Viburnum tinus L.

  • Nome comune: Viburno-tino; Alloro-tino; Lauro-tino; Laurentino; Lentaggine; Dentaggine
  • Famiglia: Caprifoliaceae
  • Provenienza: Originario delle regioni mediterranee; in Italia è diffuso nelle regioni centro-meridionali fino alla quota di 700 metri. Nelle regioni settentrionali viene coltivato ed impiegato a scopo ornamentale.
  • Tipo corologico: Steno-Medit. (baricentro occid.)
  • forma biologica: P caesp
  • Periodo fioritura: Ott. - Giu.

DIMENSIONE E PORTAMENTO 
Il Viburno-tino non supera generalmente i 3 m di altezza ed ha portamento arbustivo-cespuglioso. 


TRONCO E CORTECCIA
I rami sono eretti ed opposti, numerosi, originano una chioma densa e compatta, generalmente abbastanza regolare. La corteccia si presenta di colore verde-brunastro. 


FOGLIE, GEMME E RAMETTI
Le foglie sempreverdi sono semplici, con inserzione opposta, mediante un brevissimo picciolo, su rametti lisci, verdi con riflessi rossastri.
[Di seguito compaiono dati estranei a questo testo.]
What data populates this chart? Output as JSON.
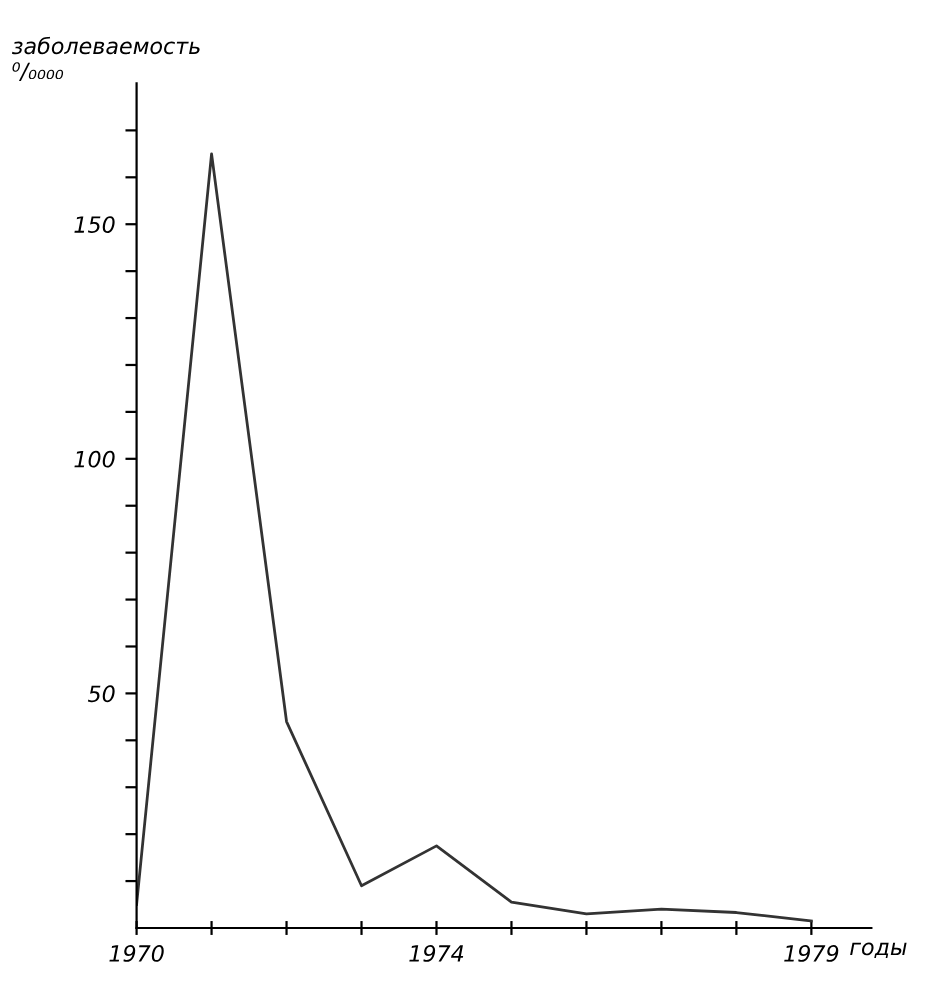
{
  "chart_data": {
    "type": "line",
    "ylabel": "заболеваемость\n⁰/₀₀₀₀",
    "xlabel": "годы",
    "x": [
      1970,
      1971,
      1972,
      1973,
      1974,
      1975,
      1976,
      1977,
      1978,
      1979
    ],
    "series": [
      {
        "color": "#333333",
        "values": [
          5,
          165,
          44,
          9,
          17.5,
          5.5,
          3,
          4,
          3.3,
          1.5
        ]
      }
    ],
    "xlim": [
      1970,
      1979.8
    ],
    "ylim": [
      0,
      180
    ],
    "xticks": [
      1970,
      {
        "value": 1971,
        "label": null
      },
      {
        "value": 1972,
        "label": null
      },
      {
        "value": 1973,
        "label": null
      },
      1974,
      {
        "value": 1975,
        "label": null
      },
      {
        "value": 1976,
        "label": null
      },
      {
        "value": 1977,
        "label": null
      },
      {
        "value": 1978,
        "label": null
      },
      1979
    ],
    "yticks": [
      {
        "value": 10,
        "label": null
      },
      {
        "value": 20,
        "label": null
      },
      {
        "value": 30,
        "label": null
      },
      {
        "value": 40,
        "label": null
      },
      50,
      {
        "value": 60,
        "label": null
      },
      {
        "value": 70,
        "label": null
      },
      {
        "value": 80,
        "label": null
      },
      {
        "value": 90,
        "label": null
      },
      100,
      {
        "value": 110,
        "label": null
      },
      {
        "value": 120,
        "label": null
      },
      {
        "value": 130,
        "label": null
      },
      {
        "value": 140,
        "label": null
      },
      150,
      {
        "value": 160,
        "label": null
      },
      {
        "value": 170,
        "label": null
      }
    ],
    "marker": "none",
    "line_style": "solid"
  }
}
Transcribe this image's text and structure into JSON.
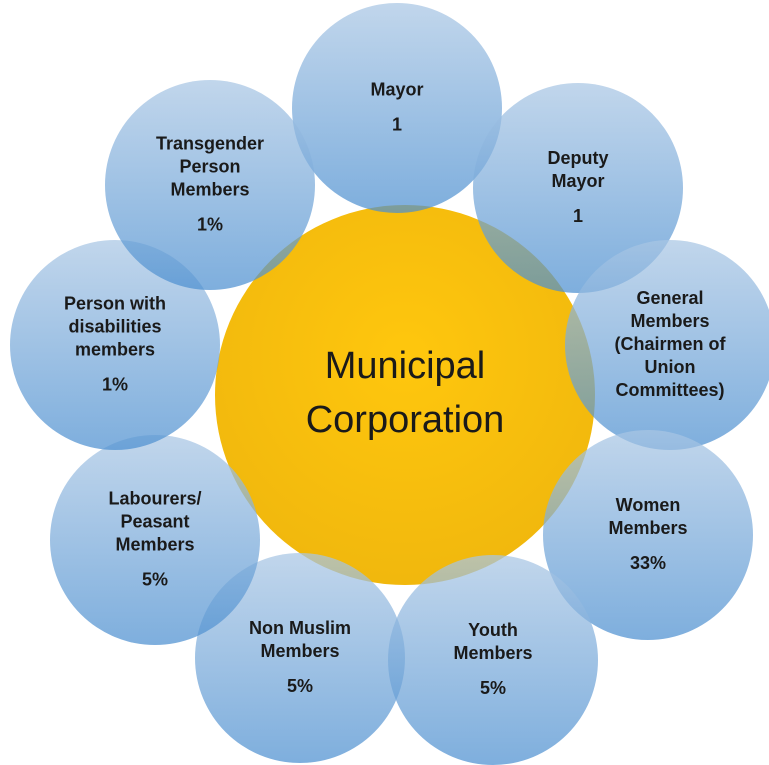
{
  "center": {
    "lines": [
      "Municipal",
      "Corporation"
    ]
  },
  "nodes": [
    {
      "lines": [
        "Mayor"
      ],
      "value": "1"
    },
    {
      "lines": [
        "Deputy",
        "Mayor"
      ],
      "value": "1"
    },
    {
      "lines": [
        "General",
        "Members",
        "(Chairmen of",
        "Union",
        "Committees)"
      ]
    },
    {
      "lines": [
        "Women",
        "Members"
      ],
      "value": "33%"
    },
    {
      "lines": [
        "Youth",
        "Members"
      ],
      "value": "5%"
    },
    {
      "lines": [
        "Non Muslim",
        "Members"
      ],
      "value": "5%"
    },
    {
      "lines": [
        "Labourers/",
        "Peasant",
        "Members"
      ],
      "value": "5%"
    },
    {
      "lines": [
        "Person with",
        "disabilities",
        "members"
      ],
      "value": "1%"
    },
    {
      "lines": [
        "Transgender",
        "Person",
        "Members"
      ],
      "value": "1%"
    }
  ]
}
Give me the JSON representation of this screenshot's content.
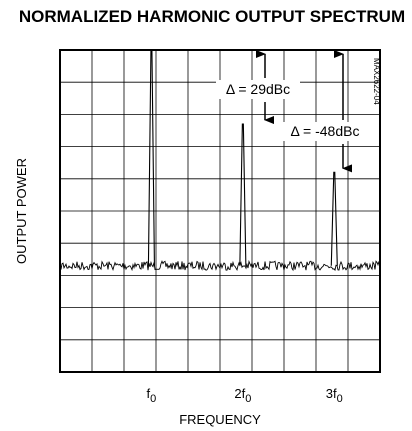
{
  "chart_data": {
    "type": "line",
    "title": "NORMALIZED HARMONIC OUTPUT SPECTRUM",
    "xlabel": "FREQUENCY",
    "ylabel": "OUTPUT POWER",
    "x_ticks": [
      {
        "base": "f",
        "sub": "0",
        "pos": 1
      },
      {
        "base": "2f",
        "sub": "0",
        "pos": 2
      },
      {
        "base": "3f",
        "sub": "0",
        "pos": 3
      }
    ],
    "xlim": [
      0,
      3.5
    ],
    "ylim": [
      0,
      10
    ],
    "grid": true,
    "y_unit": "grid divisions (relative dB)",
    "series": [
      {
        "peaks": [
          {
            "x": 1,
            "y": 10
          },
          {
            "x": 2,
            "y": 7.7
          },
          {
            "x": 3,
            "y": 6.2
          }
        ],
        "noise_floor": 3.3
      }
    ],
    "annotations": [
      {
        "text": "Δ = 29dBc",
        "from_y": 10,
        "to_y": 7.7
      },
      {
        "text": "Δ = -48dBc",
        "from_y": 10,
        "to_y": 6.2
      }
    ],
    "part_tag": "MAX2622-04"
  }
}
La lamina ha forma ovato-ellittica e lunghezza di 6-8 cm; l’apice si presenta acuminato, mentre la base è arrotondata. Le foglie sono di colore verde scuro e lucide nella pagina superiore, mentre sono più chiare e tomentose in quella inferiore; il margine è intero.


STRUTTURE RIPRODUTTIVE
Il Viburno-tino ha le strutture riproduttive caratterizzate da fiori ermafroditi di piccole dimensioni, attinomorfi, formati da un calice con 5 sepali triangolari e rossastri ed una corolla con 5 petali bianchi. Al centro del fiore emergono 5 stami con le antere bianche. I fiori sono riuniti a formare delle infiorescenze dense e appiattite (cime ad ombrella) terminali del diametro di 7-12 cm. Il frutto è rappresentato da una drupa di 0,5 cm di diametro che acquista un colore bluastro alla maturità persistendo a lungo sulle piante.